Da jedoch die westdeutschen Monopole mit dem erreichten Bil­dungsstand ihrer angehenden Lohnarbeiter in der Volksschule nicht mehr zufrieden sind, wird im Rahmenplan u.a. eine bessere naturkundlich-technische Bildung gefor­dert, die allerdings durch eine verstärkte religiöse und sozialkundliche Unterwei­sung eingeschränkt werden soll. Zu diesem Zweck sollte die Volksschuloberstufe zu einer Hauptschule ausgebaut und um ein neuntes Schuljahr, später um ein zehntes Schuljahr verlängert werden.

In den Schulen wird ausgesiebt…

Mit Nachdruck wird jedoch betont, daß die „bewährte Dreigliedrigkeit“ der Schule (Volks-, Mittel- und Höhere Schule) unter keinen Umständen verändert werden dürfte. Allerdings sollte sich an die vierjährige gemeinsame Grundschule eine zwei­jährige Förderstufe anschließen, in der Übergänge von einer Schulart zur anderen vorgesehen sind und in der die Schüler für die darauf aufbauende Hauptschule, Real­schule oder das Gymnasium „ausgesiebt“ werden. Das an die Förderstufe anschlie­ßende Gymnasium ist siebenjährig. Daneben besteht jedoch als „Exklusivschule“ die neunjährige Studienschule, die nach wie vor an das vierte Grundschuljahr anschließt. Der Studienschule ist es vorbehalten, die „Führungselite“ für die imperialistische Gesellschaftsordnung heranzubilden.

Wird es eine Einheitsschule geben?

Große Bedeutung für die Haltung der westdeutschen Lehrerschaft hatte der Schul­reformplan der Arbeitsgemeinschaft deutscher Lehrerverbände· (AGDL). Die AGDL legte auf dem Pfingstkongreß 1960 in Bremen den dritten Entwurf eines „Planes zur Neugestaltung eines deutschen Schulwesens“ vor. Dieser Plan sah gemeinsame sechs Schuljahre vor; darauf aufbauend die Werkoberschule, Realoberschule und Gymnasialoberschule. Der Gedanke der Einheitsschule lag diesem Plan zugrunde.

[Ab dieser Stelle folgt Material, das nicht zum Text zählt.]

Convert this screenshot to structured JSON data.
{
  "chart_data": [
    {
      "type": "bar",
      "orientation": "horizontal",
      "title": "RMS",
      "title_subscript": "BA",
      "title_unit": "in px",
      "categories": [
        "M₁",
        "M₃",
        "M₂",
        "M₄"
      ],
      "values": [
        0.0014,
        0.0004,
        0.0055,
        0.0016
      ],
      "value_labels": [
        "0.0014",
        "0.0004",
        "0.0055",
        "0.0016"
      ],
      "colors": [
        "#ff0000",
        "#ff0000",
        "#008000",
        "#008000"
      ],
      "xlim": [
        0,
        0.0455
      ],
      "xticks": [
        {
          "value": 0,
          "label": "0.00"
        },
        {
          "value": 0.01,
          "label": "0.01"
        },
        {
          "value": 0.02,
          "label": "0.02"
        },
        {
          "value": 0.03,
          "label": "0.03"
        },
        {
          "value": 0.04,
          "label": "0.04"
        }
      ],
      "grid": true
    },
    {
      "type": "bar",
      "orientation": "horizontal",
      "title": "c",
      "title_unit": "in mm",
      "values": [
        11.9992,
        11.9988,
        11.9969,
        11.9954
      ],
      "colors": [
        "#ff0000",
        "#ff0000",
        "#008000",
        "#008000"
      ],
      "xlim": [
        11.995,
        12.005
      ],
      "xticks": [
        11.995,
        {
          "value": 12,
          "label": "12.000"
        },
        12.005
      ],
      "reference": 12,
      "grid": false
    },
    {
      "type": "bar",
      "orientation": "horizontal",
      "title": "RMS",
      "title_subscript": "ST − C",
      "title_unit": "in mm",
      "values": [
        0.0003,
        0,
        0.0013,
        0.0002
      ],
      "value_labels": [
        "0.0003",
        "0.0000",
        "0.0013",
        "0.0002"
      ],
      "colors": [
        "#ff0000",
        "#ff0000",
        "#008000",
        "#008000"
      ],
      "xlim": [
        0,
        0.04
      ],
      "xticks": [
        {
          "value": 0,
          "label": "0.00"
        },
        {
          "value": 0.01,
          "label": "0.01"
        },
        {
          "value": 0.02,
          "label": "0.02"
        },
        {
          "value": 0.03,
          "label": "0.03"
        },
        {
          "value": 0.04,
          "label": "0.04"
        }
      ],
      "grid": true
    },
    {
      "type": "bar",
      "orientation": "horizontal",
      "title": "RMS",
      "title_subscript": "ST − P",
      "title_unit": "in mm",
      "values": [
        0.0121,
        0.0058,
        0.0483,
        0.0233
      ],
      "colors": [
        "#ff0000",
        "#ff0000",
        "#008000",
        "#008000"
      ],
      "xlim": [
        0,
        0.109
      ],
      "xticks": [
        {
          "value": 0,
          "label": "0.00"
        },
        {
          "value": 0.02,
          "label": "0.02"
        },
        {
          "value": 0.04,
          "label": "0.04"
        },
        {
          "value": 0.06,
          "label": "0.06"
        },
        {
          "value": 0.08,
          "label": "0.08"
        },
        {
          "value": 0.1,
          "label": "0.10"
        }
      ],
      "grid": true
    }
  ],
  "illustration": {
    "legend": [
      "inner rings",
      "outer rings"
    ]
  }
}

Die Furcht vor den klerikalen „Dunkelmännern“

Im „Bremer Plan“ wurden mit Nachdruck die Einheit des Erziehungs- und Bil­dungsgangs vom Kindergarten bis zur Hochschule herausgestellt, wurde die Öffent­lichkeit des Schulwesens betont, die Wissenschaftlichkeit des Unterrichts hervor­gehoben und mit Nachdruck die Zentralschule auf dem Land gefordert. Der vom Vorstand der AGDL Pfingsten 1962 in Wiesbaden vorgelegte Plan ging aus Furcht vor klerikalen „Dunkelmännern“ weit hinter die Forderungen des Planes von Bremen zurück.

Seit dem Angriff klerikaler Schulpolitiker auf dem Kultur-Kongreß der CDU 1961 versuchten einflußreiche Kreise in der AGDL auch in Übereinstimmung mit der Kapitulation der rechten SPD-Führer auf dem Kölner Parteitag 1962 die Gewerk­schaft der Lehrer dem Führungsanspruch der Adenauer-Partei unterzuordnen. Der „Wiesbadener Plan“ klammerte die Vorschulerziehung und den Schulkindergarten aus dem einheitlichen Bildungsweg aus und überließ das große Gebiet der Vorschul­erziehung den klerikalen Kräften. Die religiöse Erziehung wird als grundlegende Aufgabe der sittlichen Bildung in den Vordergrund gerückt, die Wissenschaftlichkeit des Unterrichts in Frage gestellt, der Kampf um die Zentralschule auf dem Land vernachlässigt und die Auseinandersetzung mit der faschistischen Vergangenheit in der Schule als wichtige Aufgabe nicht mehr erwähnt.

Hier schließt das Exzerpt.